La encina centenaria ejercía de madre atenta a todos los detalles: daba sombra, sostenía el columpio, cuidaba de las niñas. Su presencia discreta llenaba el espacio y lo hacía habitable. De su tronco esbelto se abrían las ramas robustas y frondosas; de ellas colgaba el columpio platillo volador, suspendido a unos palmos del suelo, estático. Y allí estaban ellas, las niñas. En su mundo, en su juego, en su conversación; felices, ajenas al clic de la foto, a la conversación de los mayores. Eran el centro de interés.

Ahí me quedé embobado, queriendo adivinar su conversación, su juego, su mundo. Seguro de que me podían enseñar muchas cosas. Los niños viven admirados, casi nada les resulta indiferente. A diferencia de los mayores que corremos el riesgo de estar de vuelta de casi todo y así corremos el riesgo de perdernos el encanto del mundo que nos rodea. Claro que a ciertas edades ya no resulta fácil hacerse como niños, retomar su ingenuidad.
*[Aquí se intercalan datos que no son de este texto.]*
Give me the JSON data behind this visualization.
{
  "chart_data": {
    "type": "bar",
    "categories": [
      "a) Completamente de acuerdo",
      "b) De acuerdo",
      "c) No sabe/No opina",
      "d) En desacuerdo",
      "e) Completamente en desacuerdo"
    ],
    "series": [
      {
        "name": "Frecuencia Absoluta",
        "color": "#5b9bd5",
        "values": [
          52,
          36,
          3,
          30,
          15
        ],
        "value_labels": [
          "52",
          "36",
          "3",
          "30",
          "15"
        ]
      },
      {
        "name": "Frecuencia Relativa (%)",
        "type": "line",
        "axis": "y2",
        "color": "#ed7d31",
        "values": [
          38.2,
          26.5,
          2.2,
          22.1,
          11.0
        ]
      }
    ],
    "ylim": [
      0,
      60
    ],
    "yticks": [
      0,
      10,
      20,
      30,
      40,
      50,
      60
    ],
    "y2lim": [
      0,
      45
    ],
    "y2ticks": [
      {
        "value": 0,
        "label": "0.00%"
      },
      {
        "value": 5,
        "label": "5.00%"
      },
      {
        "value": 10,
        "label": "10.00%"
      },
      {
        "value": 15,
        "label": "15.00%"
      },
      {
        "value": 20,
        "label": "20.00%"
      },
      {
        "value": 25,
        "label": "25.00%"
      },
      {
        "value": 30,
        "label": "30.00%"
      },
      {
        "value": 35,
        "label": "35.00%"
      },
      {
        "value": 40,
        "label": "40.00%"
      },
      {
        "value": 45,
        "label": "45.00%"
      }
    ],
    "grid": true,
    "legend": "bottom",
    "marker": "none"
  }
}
Que no se trata de andar por la vida como un bobalicón, si no desde la madurez mantener la capacidad de admirarnos por las cosas como ellos.

Desde luego que les agradecí que se acordaran de mí; y mucho más de la foto de las niñas.

06/09/23

Rafael Dolader – vidaescuela.es – @rdolader

Atardeceres de julio

Atardeceres de julio

A principios de julio estuve unos días cerca de Pamplona; al caer la tarde salía a dar un paseo. La vista resbalaba por encima de los rastrojos del trigo recién cosechado y se perdía en el horizonte, sin más sombra que la que me cobijaba. Solía sentarme envuelto en el silencio que despide al sol cuando se retira, olía la paja aún tierna que descansaba en los campos vecinos, disfrutaba de la contemplación del paisaje, bebía en pequeños sorbos la belleza que la naturaleza me ofrecía.

A veces estaba acompañado; la conversación entonces salía pausada, en voz calma. Hablábamos de tú y yo, de aspectos personales alejados de polémica porque el ambiente nos invitaba a la escucha. Son momentos en que descubres al otro y te sorprende porque caes en la cuenta de los valores que atesora, después de tanto de tiempo de sólo ¡hola! y ¡adiós!

Surgía el contraste con la vida en la ciudad que centra nuestra atención en lo artificial. Aunque también allí hay elementos naturales, quizás no tan a la vista, no tan cegadores como los atardeceres de julio en el campo, pero que se nos escapan porque no vamos atentos al mundo que nos rodea, más inclinados a ver que a contemplar.

El ruido nos distrae y a nuestro alrededor siempre hay muchos mensajes que nos reclaman; será por eso por lo que el silencio tiene mucho que ver con la soledad.

Sólo o bien acompañado, vuelvo dispuesto a buscar cada día los momentos de silencio que tan buenos recuerdos me dejaron aquellos atardeceres de julio.